Notte
fonda. Quando Ivan raggiunse l’indirizzo del direttore, c’erano già tre dei
suoi a perlustrare la zona. Non aveva faticato molto ad assoldarli, era bastato
spendere il nome di Niko Strinić e le loro menti erano volate sulla ricompensa
ancora in palio. A Boris era appena nato un figlio, Danijel il Fiumano aveva problemi
con le rate di un mutuo espresso in franchi svizzeri e Luka l’Ustascia era disoccupato
da troppo tempo.
Ivan
avrebbe potuto reclutarne altri mille con lo stesso scarso preavviso, ma aveva
deciso di non diffondere troppo la notizia. Con tutta la malavita a caccia del
fuggiasco, si sarebbe potuto intromettere qualche altro gruppo meglio preparato
e meno propenso a dividere l’eventuale bottino.
Faceva
caldo. Non pioveva da una settimana e quel giorno la temperatura aveva toccato
i trentaquattro gradi. Tuttavia Ivan era in giacchetta estiva, in modo da
celare sotto la falda sinistra una fondina ascellare. Un’altra pistola era nella
borsetta di Jelka, una graziosa morettina dall’acconciatura emo e il volto da
bambola. Corpo aggraziato, poco seno ma gambe niente male. Aveva appena
soffiato su ventun candeline e inforcava un paio di lenti rettangolari
assemblate in una montatura nera. Era la ragazza che l’aveva riportato a casa
da Trieste dopo il conflitto a Gorizia. A Ivan piaceva perché sotto le
sembianze da scolaretta ribolliva un insaziabile desiderio di sangue e perché
le sue dolci chiacchiere erano un toccasana per la pressione arteriosa, giunta
in quei minuti a livelli da cardiopatico.
La morte
di Domagoj, l’uomo capace di toglierlo dalla strada e di insegnargli il
mestiere, lo aveva svuotato di ogni certezza, ma gli aveva anche regalato il
comando e sarebbe stato fantastico se avesse corroborato con un successo la sua
prima missione da protagonista.
Non dopo la volta in cui ti hanno
lasciato nudo negli spogliatoi e hanno scritto con un pennarello nero quella
parola sulla tua schiena.
“Verme.”
Ma ora è diverso, puoi entrare
senza che nessuno ti veda. Puoi sbirciare le gambe di Sara sotto il gonnellino,
mentre agita i pon pon imitando le cheerleaders americane, e contemplare i suoi
seni ballare sotto il pullover, anche se non hai mai avuto il coraggio di
rivolgerle la parola.
Senti le urla sgraziate, osservi
quei visi rossi congestionati, li vedi saltellare sugli spalti come tanti
capponi cui stanno per tirare il collo e capisci che non sei come loro. Non lo
saresti mai stato. Ma ora sei qualcosa di più.

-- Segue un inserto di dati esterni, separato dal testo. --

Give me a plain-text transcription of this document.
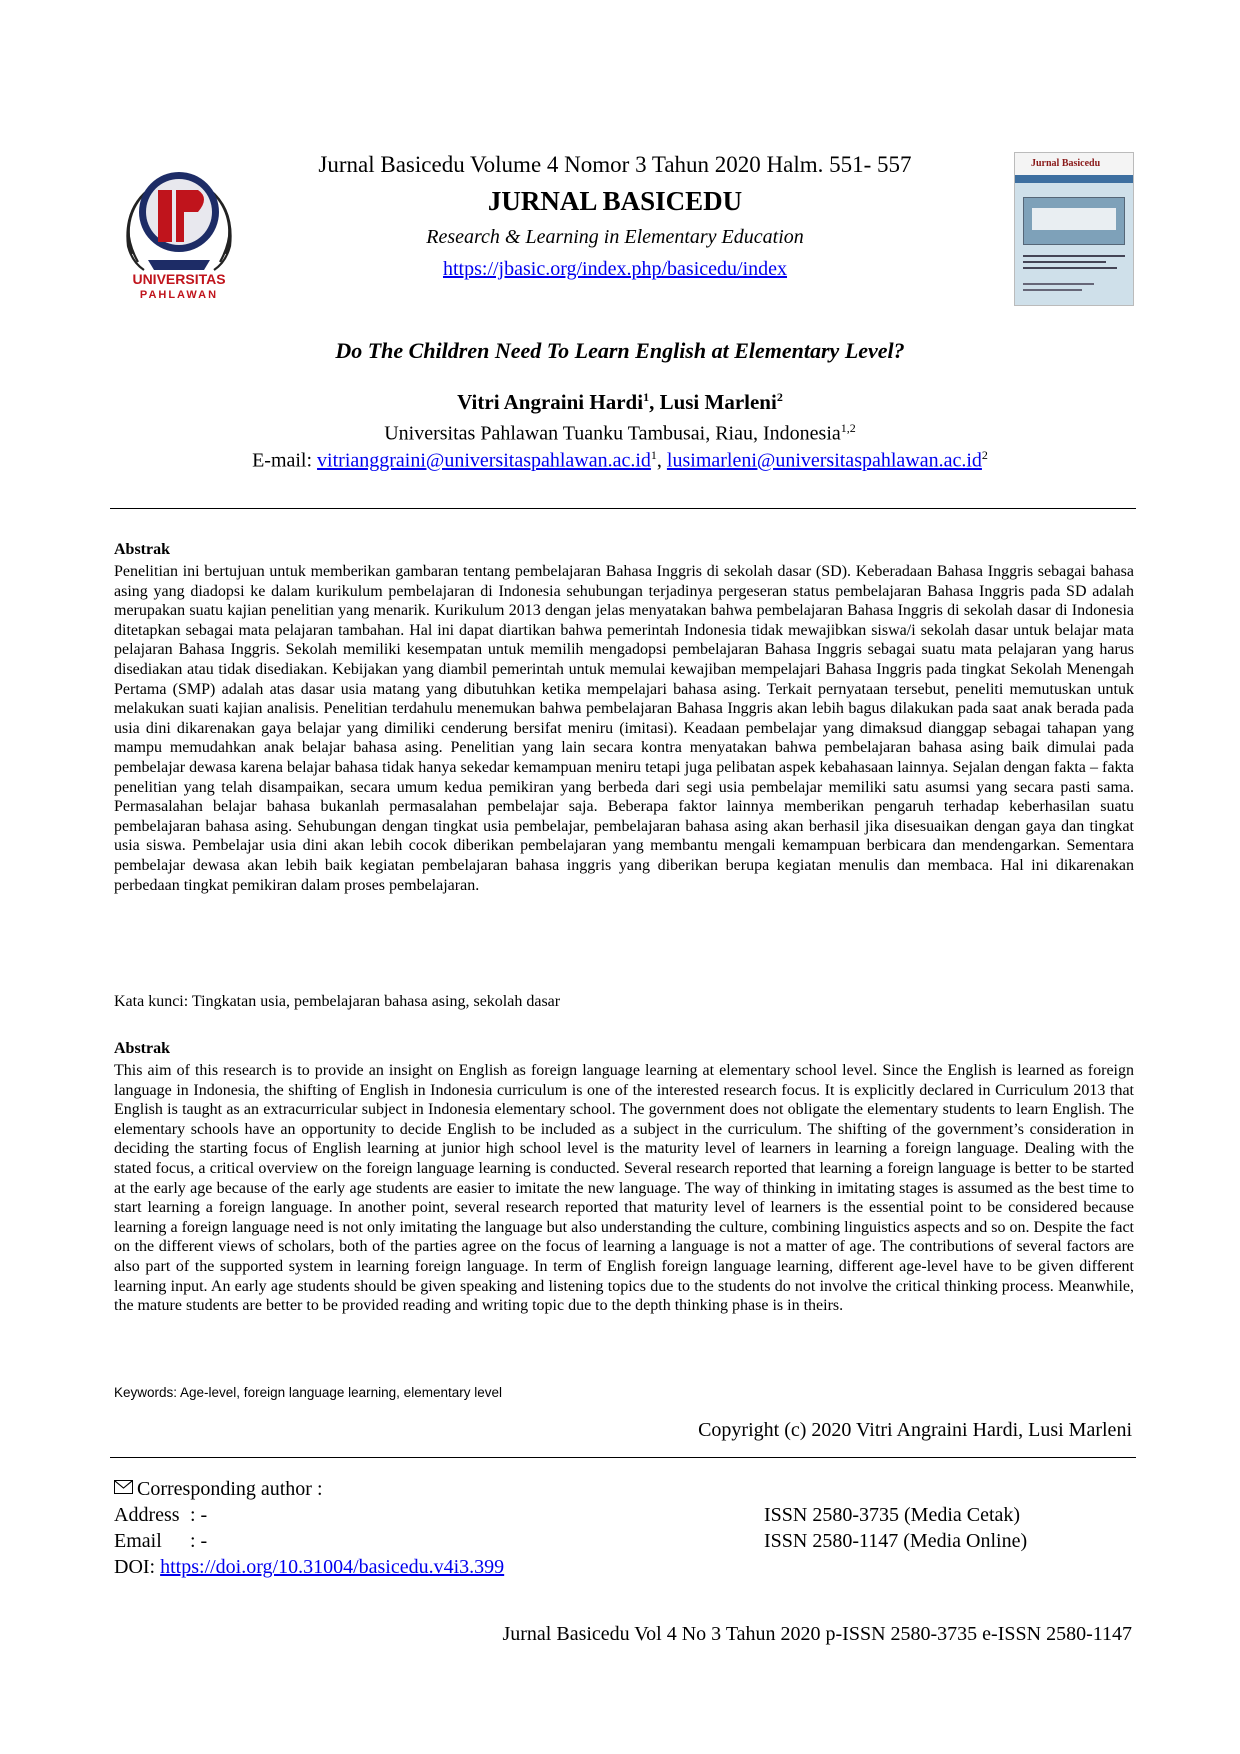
UNIVERSITAS
PAHLAWAN
Jurnal Basicedu Volume 4 Nomor 3 Tahun 2020 Halm. 551- 557
JURNAL BASICEDU
Research & Learning in Elementary Education
https://jbasic.org/index.php/basicedu/index
Jurnal Basicedu
Do The Children Need To Learn English at Elementary Level?
Vitri Angraini Hardi$^1$, Lusi Marleni$^2$
Universitas Pahlawan Tuanku Tambusai, Riau, Indonesia$^{1,2}$
E-mail: $vitrianggraini@universitaspahlawan.ac.id^1$, $lusimarleni@universitaspahlawan.ac.id^2$
Abstrak
Penelitian ini bertujuan untuk memberikan gambaran tentang pembelajaran Bahasa Inggris di sekolah dasar (SD). Keberadaan Bahasa Inggris sebagai bahasa asing yang diadopsi ke dalam kurikulum pembelajaran di Indonesia sehubungan terjadinya pergeseran status pembelajaran Bahasa Inggris pada SD adalah merupakan suatu kajian penelitian yang menarik. Kurikulum 2013 dengan jelas menyatakan bahwa pembelajaran Bahasa Inggris di sekolah dasar di Indonesia ditetapkan sebagai mata pelajaran tambahan. Hal ini dapat diartikan bahwa pemerintah Indonesia tidak mewajibkan siswa/i sekolah dasar untuk belajar mata pelajaran Bahasa Inggris. Sekolah memiliki kesempatan untuk memilih mengadopsi pembelajaran Bahasa Inggris sebagai suatu mata pelajaran yang harus disediakan atau tidak disediakan. Kebijakan yang diambil pemerintah untuk memulai kewajiban mempelajari Bahasa Inggris pada tingkat Sekolah Menengah Pertama (SMP) adalah atas dasar usia matang yang dibutuhkan ketika mempelajari bahasa asing. Terkait pernyataan tersebut, peneliti memutuskan untuk melakukan suati kajian analisis. Penelitian terdahulu menemukan bahwa pembelajaran Bahasa Inggris akan lebih bagus dilakukan pada saat anak berada pada usia dini dikarenakan gaya belajar yang dimiliki cenderung bersifat meniru (imitasi). Keadaan pembelajar yang dimaksud dianggap sebagai tahapan yang mampu memudahkan anak belajar bahasa asing. Penelitian yang lain secara kontra menyatakan bahwa pembelajaran bahasa asing baik dimulai pada pembelajar dewasa karena belajar bahasa tidak hanya sekedar kemampuan meniru tetapi juga pelibatan aspek kebahasaan lainnya. Sejalan dengan fakta – fakta penelitian yang telah disampaikan, secara umum kedua pemikiran yang berbeda dari segi usia pembelajar memiliki satu asumsi yang secara pasti sama. Permasalahan belajar bahasa bukanlah permasalahan pembelajar saja. Beberapa faktor lainnya memberikan pengaruh terhadap keberhasilan suatu pembelajaran bahasa asing. Sehubungan dengan tingkat usia pembelajar, pembelajaran bahasa asing akan berhasil jika disesuaikan dengan gaya dan tingkat usia siswa. Pembelajar usia dini akan lebih cocok diberikan pembelajaran yang membantu mengali kemampuan berbicara dan mendengarkan. Sementara pembelajar dewasa akan lebih baik kegiatan pembelajaran bahasa inggris yang diberikan berupa kegiatan menulis dan membaca. Hal ini dikarenakan perbedaan tingkat pemikiran dalam proses pembelajaran.
Kata kunci: Tingkatan usia, pembelajaran bahasa asing, sekolah dasar
Abstrak
This aim of this research is to provide an insight on English as foreign language learning at elementary school level. Since the English is learned as foreign language in Indonesia, the shifting of English in Indonesia curriculum is one of the interested research focus. It is explicitly declared in Curriculum 2013 that English is taught as an extracurricular subject in Indonesia elementary school. The government does not obligate the elementary students to learn English. The elementary schools have an opportunity to decide English to be included as a subject in the curriculum. The shifting of the government’s consideration in deciding the starting focus of English learning at junior high school level is the maturity level of learners in learning a foreign language. Dealing with the stated focus, a critical overview on the foreign language learning is conducted. Several research reported that learning a foreign language is better to be started at the early age because of the early age students are easier to imitate the new language. The way of thinking in imitating stages is assumed as the best time to start learning a foreign language. In another point, several research reported that maturity level of learners is the essential point to be considered because learning a foreign language need is not only imitating the language but also understanding the culture, combining linguistics aspects and so on. Despite the fact on the different views of scholars, both of the parties agree on the focus of learning a language is not a matter of age. The contributions of several factors are also part of the supported system in learning foreign language. In term of English foreign language learning, different age-level have to be given different learning input. An early age students should be given speaking and listening topics due to the students do not involve the critical thinking process. Meanwhile, the mature students are better to be provided reading and writing topic due to the depth thinking phase is in theirs.
Keywords: Age-level, foreign language learning, elementary level
Copyright (c) 2020 Vitri Angraini Hardi, Lusi Marleni
Corresponding author :
Address : -
Email : -
DOI: https://doi.org/10.31004/basicedu.v4i3.399
ISSN 2580-3735 (Media Cetak)
ISSN 2580-1147 (Media Online)
Jurnal Basicedu Vol 4 No 3 Tahun 2020 p-ISSN 2580-3735 e-ISSN 2580-1147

Ti muovi incorporeo, sfiori i
capelli delle ragazze profumati di camomilla e lavanda, come la biancheria di
pizzo «san gallo» della nonna ancora sistemata nei cassetti.
È il momento. Si sente il fischio
d’inizio riecheggiare forte, la partita è appena iniziata e tutti sono
distratti dal suono ritmico della palla sul parquet in attesa di andare a
canestro.
Sai cosa fare. Il quadro
elettrico si trova proprio davanti a te; è una scatola di metallo blu acceso.
Te l’ha indicata Ezio, il custode, quella volta che sei stato punito. Ti sei
dovuto fermare a fare le pulizie per aver cavato un occhio al gatto della
preside Mariani.
Apri lo sportello. Un groviglio
di fili elettrici fuoriesce dal muro.
Ti basta concentrarti e una
pioggia di faville azzurrine si propaga lungo la matassa di fili che, come
capelli bruciati, riempirono l’aria di un fumo acre.
Quando il sole tramonta e la luna domina il
cielo notturno, noi poveri stolti vediamo solo un mero meccanismo e
dimentichiamo di soffermarci sulla maestosità dell’universo. Nasciamo
innocenti, puri in ogni angolo della nostra anima, ma crescendo diventiamo
avidi di possesso, di attenzioni, di noi stessi. Ci ossessioniamo all’idea di
vivere una vita migliore dei nostri genitori, vogliamo essere qualcosa che
vaoltre la nostra natura. Siamo così schifosamente ambiziosi da non guardare un
attimo indietro per ricordarci da dove proveniamo; cosa, in sintesi, eravamo.